Two Views

ashokThe cartoon section of today’s Times of India newspaper showed everyone’s favorite mischief maker, Dennis “the Menace” Mitchell facing the corner in punishment for his misdeeds. His protest captioned underneath, “Rules shouldn’t be so easy to break”.

I am reminded of an idea expressed by the late humorist Terry Pratchett, that there are two ways of looking after people. The first is to look at what people should be like and then create a system of rules, rewards and punishments so that they conform to that ideal. The other is to accept them as they are along with all their faults and then try to achieve the common good despite everyone’s fault.

An outstanding example of the first category is emperor Ashoka, the Mauryan ruler who in 263BC converted to Buddhism and tried to enforce a Buddhist ideal throughout India. Ashoka’s edicts were put up all over the empire exhorting people to give up all forms of violence. It is recorded that hunters stopped hunting and fishermen stopped fishing. One wonders whether this actually happened and if so, what did these people do afterwards for their livelihood.
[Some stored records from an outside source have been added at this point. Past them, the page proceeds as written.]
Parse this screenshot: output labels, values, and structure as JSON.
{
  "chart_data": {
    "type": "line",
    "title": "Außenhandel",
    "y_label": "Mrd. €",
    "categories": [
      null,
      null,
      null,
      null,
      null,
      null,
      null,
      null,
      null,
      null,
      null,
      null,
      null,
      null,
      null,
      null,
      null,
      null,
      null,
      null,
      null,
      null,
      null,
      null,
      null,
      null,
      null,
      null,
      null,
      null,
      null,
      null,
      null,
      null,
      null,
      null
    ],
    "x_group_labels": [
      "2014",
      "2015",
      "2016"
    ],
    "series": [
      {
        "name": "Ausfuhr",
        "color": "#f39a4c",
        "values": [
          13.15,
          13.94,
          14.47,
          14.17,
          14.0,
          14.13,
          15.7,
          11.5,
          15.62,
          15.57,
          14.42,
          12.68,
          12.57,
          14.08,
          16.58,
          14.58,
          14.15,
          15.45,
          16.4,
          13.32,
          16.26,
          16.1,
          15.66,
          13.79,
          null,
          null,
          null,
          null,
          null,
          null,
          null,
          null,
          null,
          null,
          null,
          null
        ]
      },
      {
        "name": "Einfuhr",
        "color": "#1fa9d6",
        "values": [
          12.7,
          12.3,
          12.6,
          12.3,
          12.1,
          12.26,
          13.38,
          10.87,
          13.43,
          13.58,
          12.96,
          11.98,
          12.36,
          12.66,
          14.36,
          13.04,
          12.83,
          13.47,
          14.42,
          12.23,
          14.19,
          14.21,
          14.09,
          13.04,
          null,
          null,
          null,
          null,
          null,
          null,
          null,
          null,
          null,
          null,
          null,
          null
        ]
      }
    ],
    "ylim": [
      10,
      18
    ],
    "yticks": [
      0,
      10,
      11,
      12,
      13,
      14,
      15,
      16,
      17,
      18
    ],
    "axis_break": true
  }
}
Stone carving believed to depict Ashoka

At the other extreme, the Duke of Wellington is said to have remarked that his soldiers were the ‘scum of the Earth’ and his strategy always took into account that fact. Also, consider Adam Smith’s idea of an ‘invisible hand’. In a capitalist system, farmers grow wheat and bakers bake bread only for their own profit but the whole society benefits. In contrast, models where people are made to work altruistically for the benefit of ‘society and the state’ have achieved some success in small and medium sized communities but have proved notoriously inefficient when tried on a large scale.

My own opinion is that a nuanced approach is needed. To force people is to provoke a backlash. Human nature is notoriously difficult to control. The Spartans were famous for the military discipline that pervaded their society. Yet it is said that once a Spartan was free from his discipline, he could descend lower than anyone.

In another example, writer Aatish Taseer went to theocratic Iran where a state sponsored moral police enforces their version of Islamic ideals. He met a woman who had repeatedly braved police harassment and arrest for her right to ‘have a party’ and enjoy a good time with her friends. There were two things that struck him, first that this was a very brave woman who had sacrificed much for her ideals. Secondly, the ideals for which she had made these sacrifices seemed so trivial and superficial when seen from the outside world. There was something wrong with a system that enforced such terror over trifles.

Another Iranian complaint ran thus, ‘earlier the government was irreligious though the people were religious, now the government is religious and the people have become irreligious’,

At the same time, people do change though often slowly and even over generations. Social morals have certainly evolved. Recently I re-watched some of the old TV programs I enjoyed in childhood. I was surprised by the amount of racial stereotyping and casual sexism that were taken for granted just one generation ago. So much behavior back in the 80s would be considered rude and unacceptable today. Some of this is due to awareness, but there is has also been a lot of push from the top with rules prohibiting some of the most egregious forms of discrimination.

Steven Pinker in his book, The Better Angels of our Nature showed how over centuries, violence and murder on a per-capita basis has declined. Consider, little over a hundred years ago, European statesmen took seriously the ideas of the ennobling spiritual benefits of war and the white man’s burden. While nuclear weapons may have restrained the great powers, smaller wars and pogroms are often stopped through international pressure.

In India, those places where the post-independence land reforms were most vigorously and ruthlessly applied developed the most socially and economically. A lassies fair system that did not attempt large scale societal reform would have doomed the nation into a semi-feudal dichotomy.

To go either way completely is risky, judgement is needed to achieve balance.